Kurtarış olarak en unutamadığın pozisyon? Çok var. Çok uzağa gitmeyeyim. M.United maçı. Beşiktaş'dayım. Bir iki tane pozisyon oldu ikisi de kafa pozisyonu. Beşiktaş tarihinde ilk kez M.United'ı yeniyor bu kurtarışlar o açıdan önemlidir.
En büyük pişmanlığın nedir? Ah keşke dönmeseydim yapmasaydım etmeseydim dediğim bir tek şey var o da Barcelona'dan dönmeyebilirdim. O mücadeleye devam edebilirdim. Milli takımı düşünerek döndüm. Tek pişmanlığım odur.
Maç sırasında en çok neye kızarsın? Basit yapılabileceği bir şeyi basit yapmadıysa kim olursa olsun kızarım. Tepkimi belli ederim. Tepkimi belli ederken güzel bir yolla söylerim. Onu kırma adına veya tribünlere hedef gösterme adına yapmam.
En büyük destekçin kimdir? En büyük desteği eşimden aldım. Çok güzel anlar yaşadık ama zaman zaman kötü anlar da yaşadık. Eşim hep yanımdaydı. Sporcu eşi olmak çok zor. Hem annelik hem babalık yapıyorsunuz.
En sevdiğin müzik türleri? Kulağıma hoş gelen her türlü müziği severim ama Türk sanat müziğini ayrı seviyorum.
En etkilendiğin film? Baba filminden etkilenmiştim. Belki geçmişe duyulan özlemden dolayı etkileniyoruz. Uzun soluklu bir film ve Hollywood'a damga vuran isimlerin hepsi orada. Bir de geçmişi yansıtıyor. Son dönemlerde sinema geçmişe daha çok yönelmeye başladı.
Seni en çok etkileyen tatil şehri hangisi? Ülkemde ilk gittiğim tatil şehri Bodrum. Eşimle beraber 15 yıl boyunca fırsat bulduğumuz her dönem gittik.
En sevdiğiniz yemek? Ben yemek yapmam. Kültürden dolayı belki de biz öyle görmedik. Yemek seçmem, küçükken seçiyormuşum ama artık yok. Etide severim sebzeyi de severim.

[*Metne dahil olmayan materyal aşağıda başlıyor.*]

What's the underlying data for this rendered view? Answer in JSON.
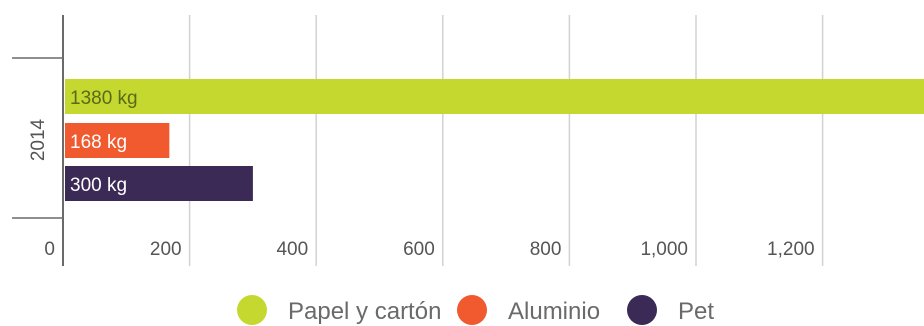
{
  "chart_data": {
    "type": "bar",
    "orientation": "horizontal",
    "categories": [
      "2014"
    ],
    "series": [
      {
        "name": "Papel y cartón",
        "values": [
          1380
        ],
        "label": "1380 kg",
        "color": "#c5d82f",
        "label_color": "#5a6a18"
      },
      {
        "name": "Aluminio",
        "values": [
          168
        ],
        "label": "168 kg",
        "color": "#f05a2e",
        "label_color": "#ffffff"
      },
      {
        "name": "Pet",
        "values": [
          300
        ],
        "label": "300 kg",
        "color": "#3b2a55",
        "label_color": "#ffffff"
      }
    ],
    "xticks": [
      0,
      200,
      400,
      600,
      800,
      1000,
      1200
    ],
    "xtick_labels": [
      "0",
      "200",
      "400",
      "600",
      "800",
      "1,000",
      "1,200"
    ],
    "xlim": [
      0,
      1380
    ],
    "grid": true,
    "legend_position": "bottom",
    "title": "",
    "xlabel": "",
    "ylabel": ""
  }
}
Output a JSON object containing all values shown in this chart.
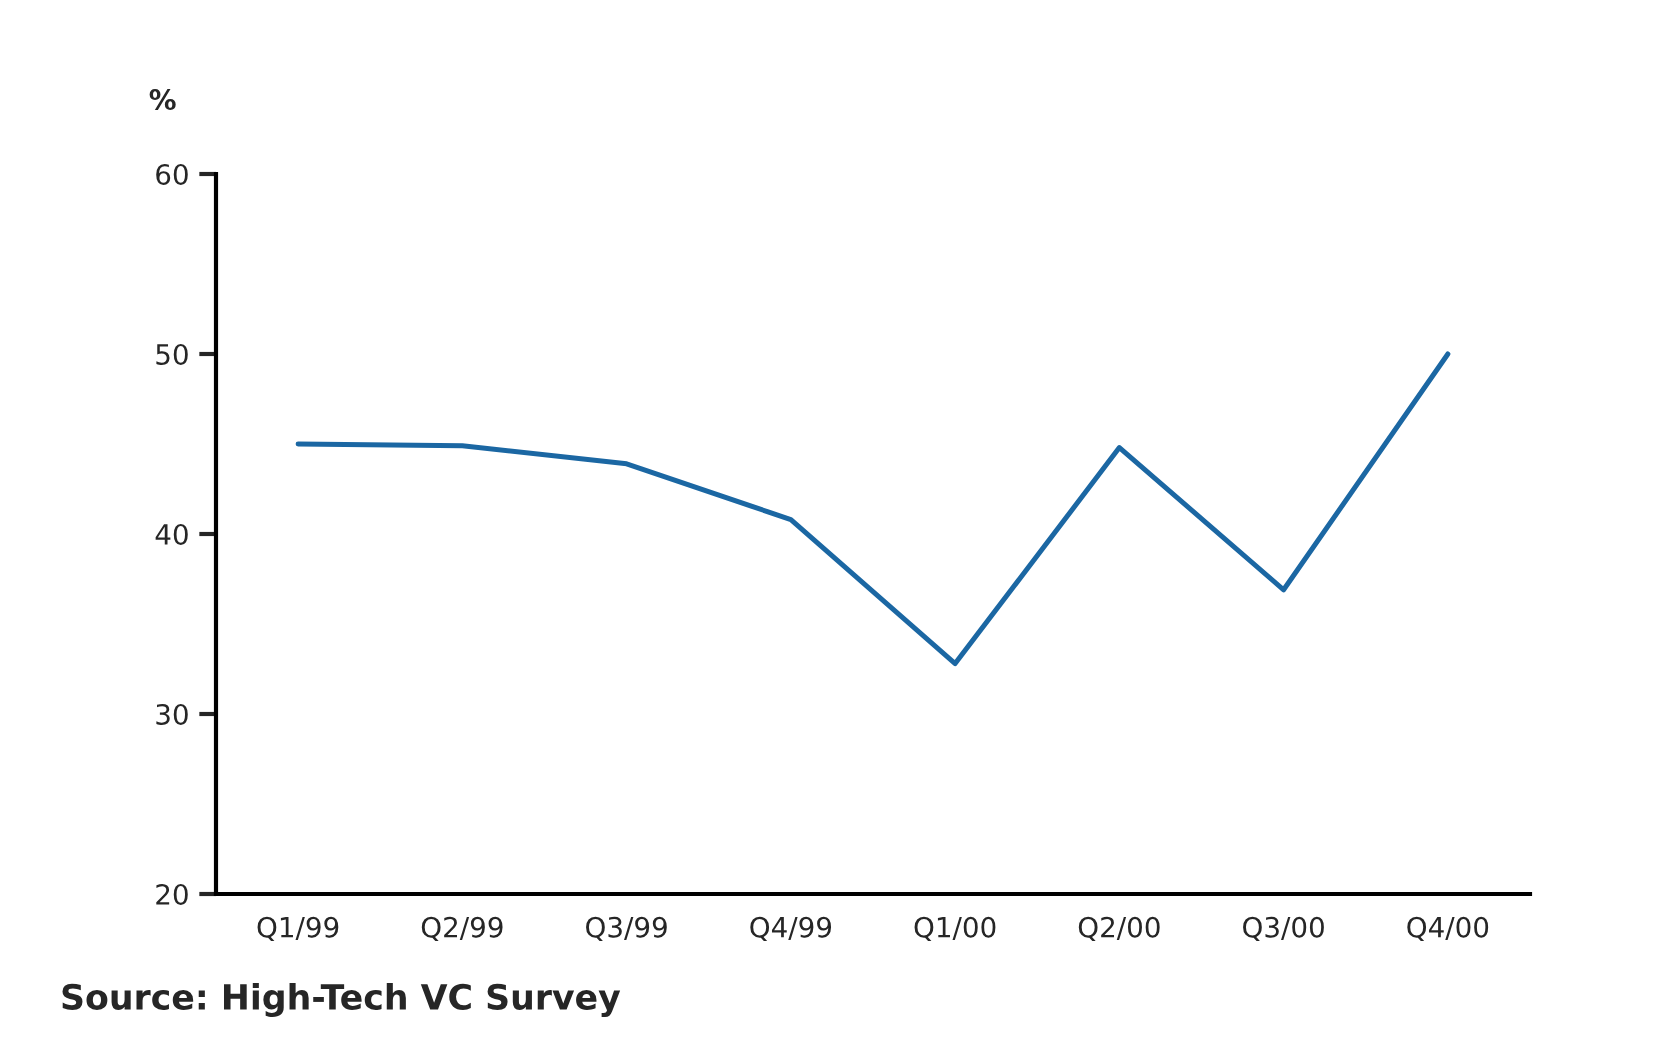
{
  "chart_data": {
    "type": "line",
    "ylabel": "%",
    "categories": [
      "Q1/99",
      "Q2/99",
      "Q3/99",
      "Q4/99",
      "Q1/00",
      "Q2/00",
      "Q3/00",
      "Q4/00"
    ],
    "series": [
      {
        "color": "#1b67a3",
        "values": [
          45,
          44.9,
          43.9,
          40.8,
          32.8,
          44.8,
          36.9,
          50
        ]
      }
    ],
    "ylim": [
      20,
      60
    ],
    "yticks": [
      20,
      30,
      40,
      50,
      60
    ],
    "grid": false,
    "legend": false,
    "marker": "none",
    "line_style": "solid",
    "annotations": [
      "Source: High-Tech VC Survey"
    ]
  }
}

En sevdiğin giyim tarzı hangisi? Ben genelde spor giyinmeyi sevmem. Bakmayın böyle çıkıtığıma yoksa ben normalde takım elbise, kravat ve gömlek ile çıkarım.
Jübile düşünüyorsundur elbette? Fenerbahçe-Galatasaray maçı ve Türk Telekom Arena'da. Şu an ortam buna müsait değil. Zaman var. Zaman içerisinde gelişmeler olumlu yönde olursa, planladığımız şey bu. Jübile yapılmayabilir ama yapılmasını istediğim şey şu; ben bu ülkeden çok şeyler aldım. Bende futbolu bırakırken bir şeyler vermek istiyorum. Maddi olarak verme düşüncesindeyim. Çünkü ben çok kazandım maddi olarak. İhtiyaç sahiplerine yardım etme düşüncesindeyim. İnşallah olur.